Temporal evolution of the vertical structure of tropical deep convective systems in IceCloudNet

Understanding the vertical structure of deep convective systems is essential for assessing their
impacts on the atmospheric energy budget and hydrological cycle and for evaluating their repre-
sentation in models. However, because of limitations of current satellite observations, the vertical
structure of these systems remains poorly constrained. We use a novel ice cloud dataset called
IceCloudNet to study the temporal evolution of the vertical structure of tropical deep convective
systems on the basis of ice water content as a marker for convective intensity and anvil devel-
opment. IceCloudNet is the first 4D-consistent semi-observational ice cloud dataset covering the
tropical belt between 30°S–30°N and 30°W–30°E, developed by Jeggle et al. (2025). The spatial
resolution is 3 km in the horizontal and 240 m in the vertical. The temporal resolution is 15 min.

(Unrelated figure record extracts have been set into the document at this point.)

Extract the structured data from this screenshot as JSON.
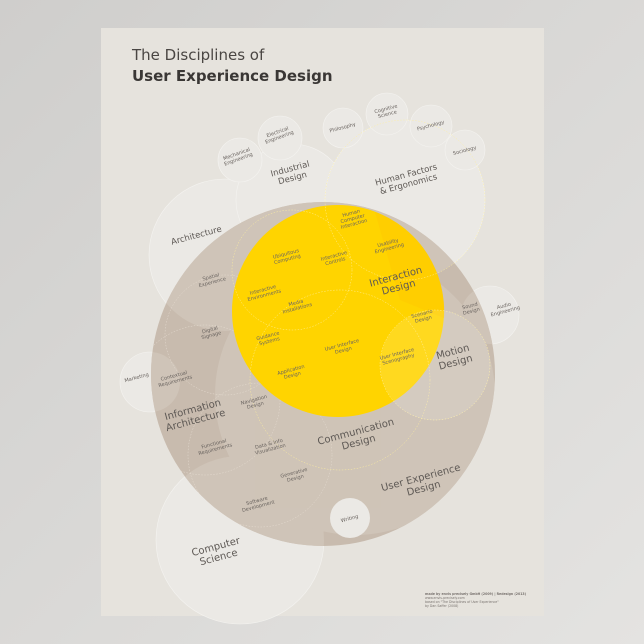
{
  "title": {
    "line1": "The Disciplines of",
    "line2": "User Experience Design"
  },
  "colors": {
    "poster": "#e6e3dd",
    "ux": "#c8bbae",
    "ux_dark": "#bcae9f",
    "yellow": "#ffd400",
    "outer": "#ebe9e5"
  },
  "circles": {
    "mechanical": [
      "Mechanical",
      "Engineering"
    ],
    "electrical": [
      "Electrical",
      "Engineering"
    ],
    "philosophy": [
      "Philosophy"
    ],
    "cognitive": [
      "Cognitive",
      "Science"
    ],
    "psychology": [
      "Psychology"
    ],
    "sociology": [
      "Sociology"
    ],
    "industrial": [
      "Industrial",
      "Design"
    ],
    "human_factors": [
      "Human Factors",
      "& Ergonomics"
    ],
    "architecture": [
      "Architecture"
    ],
    "hci": [
      "Human",
      "Computer",
      "Interaction"
    ],
    "usability": [
      "Usability",
      "Engineering"
    ],
    "ubiquitous": [
      "Ubiquitous",
      "Computing"
    ],
    "interactive_controls": [
      "Interactive",
      "Controls"
    ],
    "interaction": [
      "Interaction",
      "Design"
    ],
    "spatial": [
      "Spatial",
      "Experience"
    ],
    "interactive_env": [
      "Interactive",
      "Environments"
    ],
    "media": [
      "Media",
      "Installations"
    ],
    "sound": [
      "Sound",
      "Design"
    ],
    "audio": [
      "Audio",
      "Engineering"
    ],
    "digital_signage": [
      "Digital",
      "Signage"
    ],
    "guidance": [
      "Guidance",
      "Systems"
    ],
    "ui_design": [
      "User Interface",
      "Design"
    ],
    "scenario": [
      "Scenario",
      "Design"
    ],
    "ui_scenography": [
      "User Interface",
      "Scenography"
    ],
    "motion": [
      "Motion",
      "Design"
    ],
    "marketing": [
      "Marketing"
    ],
    "contextual": [
      "Contextual",
      "Requirements"
    ],
    "application": [
      "Application",
      "Design"
    ],
    "navigation": [
      "Navigation",
      "Design"
    ],
    "info_arch": [
      "Information",
      "Architecture"
    ],
    "functional": [
      "Functional",
      "Requirements"
    ],
    "data_viz": [
      "Data & Info",
      "Visualization"
    ],
    "communication": [
      "Communication",
      "Design"
    ],
    "generative": [
      "Generative",
      "Design"
    ],
    "ux": [
      "User Experience",
      "Design"
    ],
    "software": [
      "Software",
      "Development"
    ],
    "writing": [
      "Writing"
    ],
    "cs": [
      "Computer",
      "Science"
    ]
  },
  "footer": [
    "made by envis precisely GmbH (2009) | Redesign (2013)",
    "www.envis-precisely.com",
    "based on \"The Disciplines of User Experience\"",
    "by Dan Saffer (2008)"
  ]
}
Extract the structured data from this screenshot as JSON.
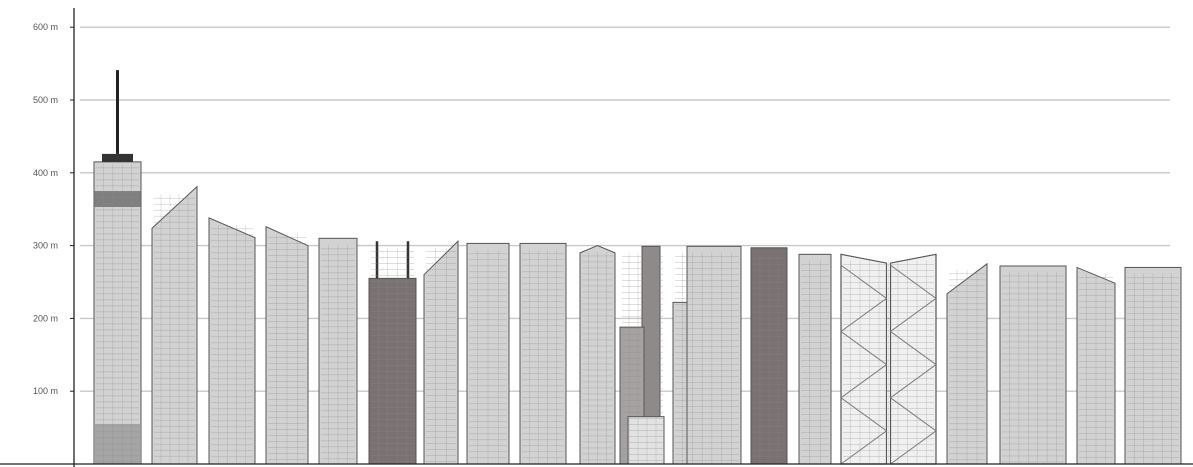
{
  "chart_data": {
    "type": "bar",
    "axis": {
      "unit": "m",
      "ylim": [
        0,
        600
      ],
      "grid": true
    },
    "y_ticks": [
      {
        "value": 100,
        "label": "100 m"
      },
      {
        "value": 200,
        "label": "200 m"
      },
      {
        "value": 300,
        "label": "300 m"
      },
      {
        "value": 400,
        "label": "400 m"
      },
      {
        "value": 500,
        "label": "500 m"
      },
      {
        "value": 600,
        "label": "600 m"
      }
    ],
    "values": [
      541,
      381,
      338,
      326,
      310,
      306,
      306,
      303,
      303,
      300,
      299,
      299,
      297,
      288,
      288,
      275,
      272,
      270,
      270
    ],
    "colors": {
      "building_fill": "#d2d2d2",
      "building_dark": "#7a7272",
      "building_stroke": "#555555",
      "window_line": "#8a8a8a",
      "grid": "#c8c8c8",
      "axis": "#222222"
    }
  }
}
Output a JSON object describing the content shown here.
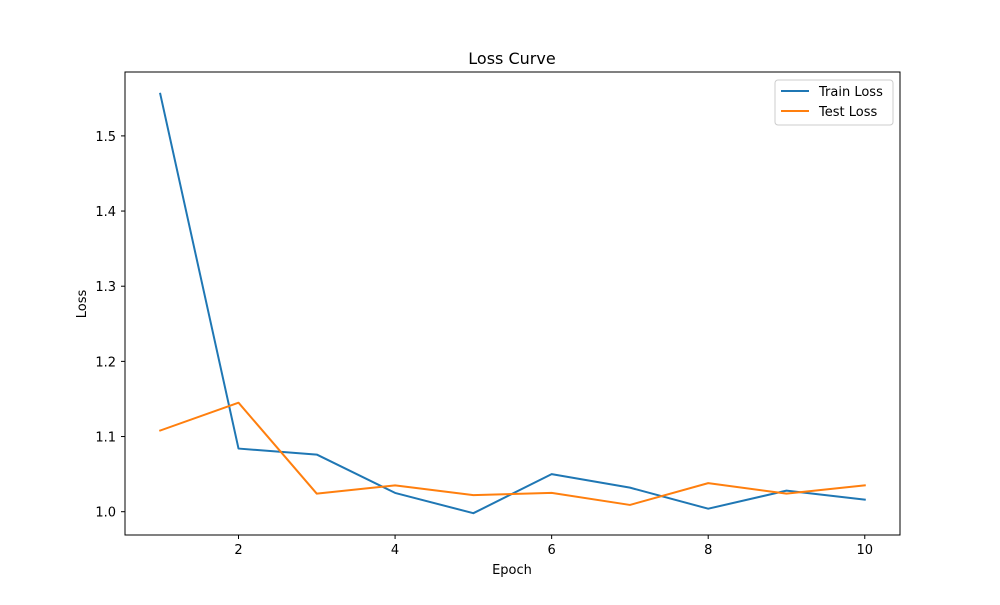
{
  "chart_data": {
    "type": "line",
    "title": "Loss Curve",
    "xlabel": "Epoch",
    "ylabel": "Loss",
    "xlim": [
      0.55,
      10.45
    ],
    "ylim": [
      0.969,
      1.585
    ],
    "x": [
      1,
      2,
      3,
      4,
      5,
      6,
      7,
      8,
      9,
      10
    ],
    "x_ticks": [
      2,
      4,
      6,
      8,
      10
    ],
    "y_ticks": [
      1.0,
      1.1,
      1.2,
      1.3,
      1.4,
      1.5
    ],
    "x_tick_labels": [
      "2",
      "4",
      "6",
      "8",
      "10"
    ],
    "y_tick_labels": [
      "1.0",
      "1.1",
      "1.2",
      "1.3",
      "1.4",
      "1.5"
    ],
    "grid": false,
    "legend_position": "top-right",
    "series": [
      {
        "name": "Train Loss",
        "color": "#1f77b4",
        "values": [
          1.556,
          1.084,
          1.076,
          1.025,
          0.998,
          1.05,
          1.032,
          1.004,
          1.028,
          1.016
        ]
      },
      {
        "name": "Test Loss",
        "color": "#ff7f0e",
        "values": [
          1.108,
          1.145,
          1.024,
          1.035,
          1.022,
          1.025,
          1.009,
          1.038,
          1.024,
          1.035
        ]
      }
    ]
  }
}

The dataset is constructed by filling observational gaps using machine learning. By applying the
Tobac cloud tracking algorithm to the vertically integrated ice water content over the course of the
year 2010, we identify and track deep convective systems to diagnose systematic changes in the
vertical distribution of ice water content during their lifecycle. We also assess the suitability of
IceCloudNet for a robust and physically coherent tracking and analysis of vertically resolved cloud
properties. This allows us to highlight both its limitations and its potential to enable, for the first
time, a comprehensive four-dimensional analysis of the evolution of tropical ice clouds.